Kristof Kolomb, gemilerin zorunlu tamiratı için Jamaika'ya uğrar. Oradaki yerliler tamirata yardımcı olur, tayfaya yiyecek ve içecek verilir. Ancak tamirat bir türlü bitmez.
Üstelik gemi tayfası, yerlilerin yiyeceklerini yağmalamaya başlamıştır. Bu duruma kızan yerliler, yardımı ve yiyeceği keser. Çaresiz durumdaki Kristof Kolomb, o dönemlerde gemilerde bulunan ve Yıldız pozisyonlarını da içeren takvimi karıştırırken ertesi gün Ay tutulmasını olacağını fark eder.
Bu çok nadir görünen bir Ay tutulmasıdır ve aklına parlak bir fikir gelir, hemen yerlilerin Şefine gider. Șef'e, Tanrı ile haberleştiğini ve Tanrı’nın yardımın kesilmesine çok kızdığını, bu kızgınlığını da Ay'ı kan kırmızıya çevirerek göstereceğini söyler.

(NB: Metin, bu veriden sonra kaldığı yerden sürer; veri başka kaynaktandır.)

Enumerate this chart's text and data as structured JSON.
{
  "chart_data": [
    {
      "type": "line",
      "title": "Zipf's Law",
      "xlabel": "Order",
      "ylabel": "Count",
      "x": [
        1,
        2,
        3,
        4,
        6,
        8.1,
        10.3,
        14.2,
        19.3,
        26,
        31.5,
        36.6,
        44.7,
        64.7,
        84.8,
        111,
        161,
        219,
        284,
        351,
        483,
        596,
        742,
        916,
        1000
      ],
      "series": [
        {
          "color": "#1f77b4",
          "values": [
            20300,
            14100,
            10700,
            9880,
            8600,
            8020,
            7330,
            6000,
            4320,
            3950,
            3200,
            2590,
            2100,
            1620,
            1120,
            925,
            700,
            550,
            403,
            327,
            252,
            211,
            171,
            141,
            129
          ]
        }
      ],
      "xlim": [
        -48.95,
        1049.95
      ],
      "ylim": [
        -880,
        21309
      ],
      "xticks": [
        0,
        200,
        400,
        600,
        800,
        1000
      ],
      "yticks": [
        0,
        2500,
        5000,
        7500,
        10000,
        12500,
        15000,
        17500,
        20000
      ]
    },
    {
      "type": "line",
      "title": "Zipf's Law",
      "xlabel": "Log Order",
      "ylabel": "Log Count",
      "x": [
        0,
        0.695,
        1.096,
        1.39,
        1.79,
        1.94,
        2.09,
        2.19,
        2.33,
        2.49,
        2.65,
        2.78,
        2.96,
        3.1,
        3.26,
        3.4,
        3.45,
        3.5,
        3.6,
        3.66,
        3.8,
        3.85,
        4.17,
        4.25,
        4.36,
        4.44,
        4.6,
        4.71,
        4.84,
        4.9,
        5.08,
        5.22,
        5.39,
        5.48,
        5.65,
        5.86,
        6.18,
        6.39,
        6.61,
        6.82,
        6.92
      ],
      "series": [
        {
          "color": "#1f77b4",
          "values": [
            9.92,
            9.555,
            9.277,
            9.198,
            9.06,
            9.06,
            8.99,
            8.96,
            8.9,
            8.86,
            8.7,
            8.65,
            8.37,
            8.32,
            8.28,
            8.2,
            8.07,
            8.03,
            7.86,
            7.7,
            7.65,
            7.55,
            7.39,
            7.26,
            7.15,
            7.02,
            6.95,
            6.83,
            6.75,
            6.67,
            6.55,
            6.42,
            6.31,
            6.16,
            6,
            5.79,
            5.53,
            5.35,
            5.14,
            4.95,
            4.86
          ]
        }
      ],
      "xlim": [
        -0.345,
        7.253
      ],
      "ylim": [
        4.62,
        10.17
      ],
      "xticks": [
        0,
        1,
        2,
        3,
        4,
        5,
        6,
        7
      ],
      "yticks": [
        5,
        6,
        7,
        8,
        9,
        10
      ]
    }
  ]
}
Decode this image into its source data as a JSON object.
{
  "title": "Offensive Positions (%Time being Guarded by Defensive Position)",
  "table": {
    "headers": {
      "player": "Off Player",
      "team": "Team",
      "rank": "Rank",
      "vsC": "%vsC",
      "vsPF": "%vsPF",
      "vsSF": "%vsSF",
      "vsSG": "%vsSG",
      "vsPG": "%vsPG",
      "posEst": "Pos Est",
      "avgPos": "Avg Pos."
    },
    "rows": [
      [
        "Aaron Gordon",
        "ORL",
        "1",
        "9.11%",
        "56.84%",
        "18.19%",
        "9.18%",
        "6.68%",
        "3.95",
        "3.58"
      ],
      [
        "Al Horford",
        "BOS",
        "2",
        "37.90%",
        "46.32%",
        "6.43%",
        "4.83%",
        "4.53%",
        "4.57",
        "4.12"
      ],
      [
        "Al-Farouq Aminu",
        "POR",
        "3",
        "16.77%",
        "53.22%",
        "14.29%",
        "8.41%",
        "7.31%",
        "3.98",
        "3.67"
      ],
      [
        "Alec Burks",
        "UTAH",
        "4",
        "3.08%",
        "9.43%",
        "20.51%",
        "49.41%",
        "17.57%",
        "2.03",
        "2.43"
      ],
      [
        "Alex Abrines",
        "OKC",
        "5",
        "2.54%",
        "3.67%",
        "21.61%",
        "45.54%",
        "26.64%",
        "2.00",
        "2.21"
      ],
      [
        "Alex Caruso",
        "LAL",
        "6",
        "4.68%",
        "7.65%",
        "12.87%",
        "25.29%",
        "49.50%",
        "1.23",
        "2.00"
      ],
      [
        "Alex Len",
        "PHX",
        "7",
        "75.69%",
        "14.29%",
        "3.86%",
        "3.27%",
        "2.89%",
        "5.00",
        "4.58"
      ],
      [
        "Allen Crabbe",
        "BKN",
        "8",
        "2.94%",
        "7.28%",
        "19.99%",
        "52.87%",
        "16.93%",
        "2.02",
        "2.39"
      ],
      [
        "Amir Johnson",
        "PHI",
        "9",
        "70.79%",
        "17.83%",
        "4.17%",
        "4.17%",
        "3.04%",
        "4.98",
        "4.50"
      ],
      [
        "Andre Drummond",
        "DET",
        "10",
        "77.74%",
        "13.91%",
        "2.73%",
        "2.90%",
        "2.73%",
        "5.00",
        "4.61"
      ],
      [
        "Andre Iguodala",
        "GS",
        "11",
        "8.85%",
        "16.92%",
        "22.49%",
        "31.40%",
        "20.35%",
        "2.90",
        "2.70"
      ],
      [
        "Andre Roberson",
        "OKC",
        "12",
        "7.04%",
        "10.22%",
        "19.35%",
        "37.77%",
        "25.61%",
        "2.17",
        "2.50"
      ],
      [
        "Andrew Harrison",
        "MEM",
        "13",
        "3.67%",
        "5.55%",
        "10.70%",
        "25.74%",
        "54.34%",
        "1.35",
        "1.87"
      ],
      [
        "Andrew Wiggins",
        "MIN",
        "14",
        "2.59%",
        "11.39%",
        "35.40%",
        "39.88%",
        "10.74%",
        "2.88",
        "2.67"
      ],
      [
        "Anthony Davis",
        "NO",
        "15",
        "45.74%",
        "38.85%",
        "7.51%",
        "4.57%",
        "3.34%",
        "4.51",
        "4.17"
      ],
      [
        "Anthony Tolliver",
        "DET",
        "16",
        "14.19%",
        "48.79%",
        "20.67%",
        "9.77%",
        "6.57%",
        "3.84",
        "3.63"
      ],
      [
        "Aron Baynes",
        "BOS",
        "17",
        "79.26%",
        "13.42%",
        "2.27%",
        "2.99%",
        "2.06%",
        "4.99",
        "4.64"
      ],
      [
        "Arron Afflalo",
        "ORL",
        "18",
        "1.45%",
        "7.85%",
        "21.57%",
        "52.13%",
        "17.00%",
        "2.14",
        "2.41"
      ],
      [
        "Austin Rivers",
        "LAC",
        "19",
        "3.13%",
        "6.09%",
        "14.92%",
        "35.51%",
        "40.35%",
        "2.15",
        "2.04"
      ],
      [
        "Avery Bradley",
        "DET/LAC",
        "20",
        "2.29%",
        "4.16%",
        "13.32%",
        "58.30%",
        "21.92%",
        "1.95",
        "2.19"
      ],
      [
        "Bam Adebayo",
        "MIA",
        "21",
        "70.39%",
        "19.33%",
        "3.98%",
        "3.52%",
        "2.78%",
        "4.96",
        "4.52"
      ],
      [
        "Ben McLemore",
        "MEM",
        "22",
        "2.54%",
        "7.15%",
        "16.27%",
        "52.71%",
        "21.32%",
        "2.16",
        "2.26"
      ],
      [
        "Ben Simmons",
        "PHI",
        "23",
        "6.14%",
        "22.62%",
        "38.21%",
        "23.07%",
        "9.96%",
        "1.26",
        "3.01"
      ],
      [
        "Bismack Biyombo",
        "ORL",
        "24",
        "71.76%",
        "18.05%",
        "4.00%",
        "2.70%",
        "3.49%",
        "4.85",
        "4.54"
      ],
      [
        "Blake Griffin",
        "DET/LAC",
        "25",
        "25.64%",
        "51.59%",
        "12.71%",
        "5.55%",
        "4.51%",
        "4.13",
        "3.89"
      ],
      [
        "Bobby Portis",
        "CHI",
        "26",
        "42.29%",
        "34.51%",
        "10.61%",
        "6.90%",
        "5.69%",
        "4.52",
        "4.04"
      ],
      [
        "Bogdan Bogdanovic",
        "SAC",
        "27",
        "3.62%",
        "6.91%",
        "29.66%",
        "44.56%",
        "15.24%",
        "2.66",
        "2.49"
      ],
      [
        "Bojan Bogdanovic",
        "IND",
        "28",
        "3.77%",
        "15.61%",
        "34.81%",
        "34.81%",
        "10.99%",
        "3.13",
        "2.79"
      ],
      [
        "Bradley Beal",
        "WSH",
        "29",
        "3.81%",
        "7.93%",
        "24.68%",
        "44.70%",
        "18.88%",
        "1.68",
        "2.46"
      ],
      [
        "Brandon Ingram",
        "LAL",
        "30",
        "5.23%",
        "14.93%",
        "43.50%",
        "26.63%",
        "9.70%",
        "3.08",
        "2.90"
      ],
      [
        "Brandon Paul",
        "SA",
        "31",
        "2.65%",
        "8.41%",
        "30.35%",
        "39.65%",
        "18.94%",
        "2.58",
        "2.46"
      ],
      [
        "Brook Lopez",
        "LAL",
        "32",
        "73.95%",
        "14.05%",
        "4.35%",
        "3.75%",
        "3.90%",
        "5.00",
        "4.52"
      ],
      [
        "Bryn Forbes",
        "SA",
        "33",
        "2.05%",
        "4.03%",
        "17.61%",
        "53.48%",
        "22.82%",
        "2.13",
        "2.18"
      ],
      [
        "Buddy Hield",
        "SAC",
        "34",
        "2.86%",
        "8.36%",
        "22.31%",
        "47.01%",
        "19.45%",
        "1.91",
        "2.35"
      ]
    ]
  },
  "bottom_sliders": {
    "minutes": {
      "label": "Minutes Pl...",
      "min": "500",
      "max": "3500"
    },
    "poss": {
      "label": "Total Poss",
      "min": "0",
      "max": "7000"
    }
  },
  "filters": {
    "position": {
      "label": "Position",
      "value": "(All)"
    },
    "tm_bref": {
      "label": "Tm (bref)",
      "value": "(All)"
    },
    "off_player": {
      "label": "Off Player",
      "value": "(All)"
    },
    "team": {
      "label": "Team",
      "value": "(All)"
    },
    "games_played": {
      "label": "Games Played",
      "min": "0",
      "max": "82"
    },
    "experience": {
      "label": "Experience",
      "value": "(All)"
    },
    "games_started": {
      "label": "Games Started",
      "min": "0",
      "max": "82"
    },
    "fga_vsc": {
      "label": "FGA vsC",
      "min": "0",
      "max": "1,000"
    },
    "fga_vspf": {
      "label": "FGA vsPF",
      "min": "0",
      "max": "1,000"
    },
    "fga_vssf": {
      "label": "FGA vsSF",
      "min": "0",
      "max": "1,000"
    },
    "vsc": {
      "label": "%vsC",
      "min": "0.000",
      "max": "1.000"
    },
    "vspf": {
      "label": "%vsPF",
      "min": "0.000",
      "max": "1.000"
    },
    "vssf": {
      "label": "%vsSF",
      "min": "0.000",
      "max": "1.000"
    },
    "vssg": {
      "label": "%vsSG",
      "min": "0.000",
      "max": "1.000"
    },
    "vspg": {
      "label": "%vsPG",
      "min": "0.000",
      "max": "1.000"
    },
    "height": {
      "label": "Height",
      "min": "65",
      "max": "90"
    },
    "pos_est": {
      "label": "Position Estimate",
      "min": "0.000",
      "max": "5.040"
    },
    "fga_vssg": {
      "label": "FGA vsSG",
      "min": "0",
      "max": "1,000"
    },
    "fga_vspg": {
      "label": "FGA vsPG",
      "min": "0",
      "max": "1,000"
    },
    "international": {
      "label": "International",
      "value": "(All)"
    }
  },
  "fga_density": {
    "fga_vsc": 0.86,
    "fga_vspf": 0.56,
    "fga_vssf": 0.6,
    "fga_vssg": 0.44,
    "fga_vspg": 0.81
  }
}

Ertesi gün akşam Ay tutulması başlar ve Ay'in rengi tutulmadan dolayı kızıla döner Kolomb'un oğlu, o anı günlüğüne söyle yazmış; "inleme ve feryatlarla birlikte, her yerden gemilere doğru geldiler, yiyecek ve içecekler getirdiler, Tanrıya onları affetmesini söylemesi için Amiral'e (Kristof Kolomb) yalvardılar." Kolomb, kum saatine bakar, 48 dakika süren tutulma bitmek üzeredir, süre hızla azalmaktadır ve konuşmaya başlar:
"Cehalet her zaman köleliği getirir."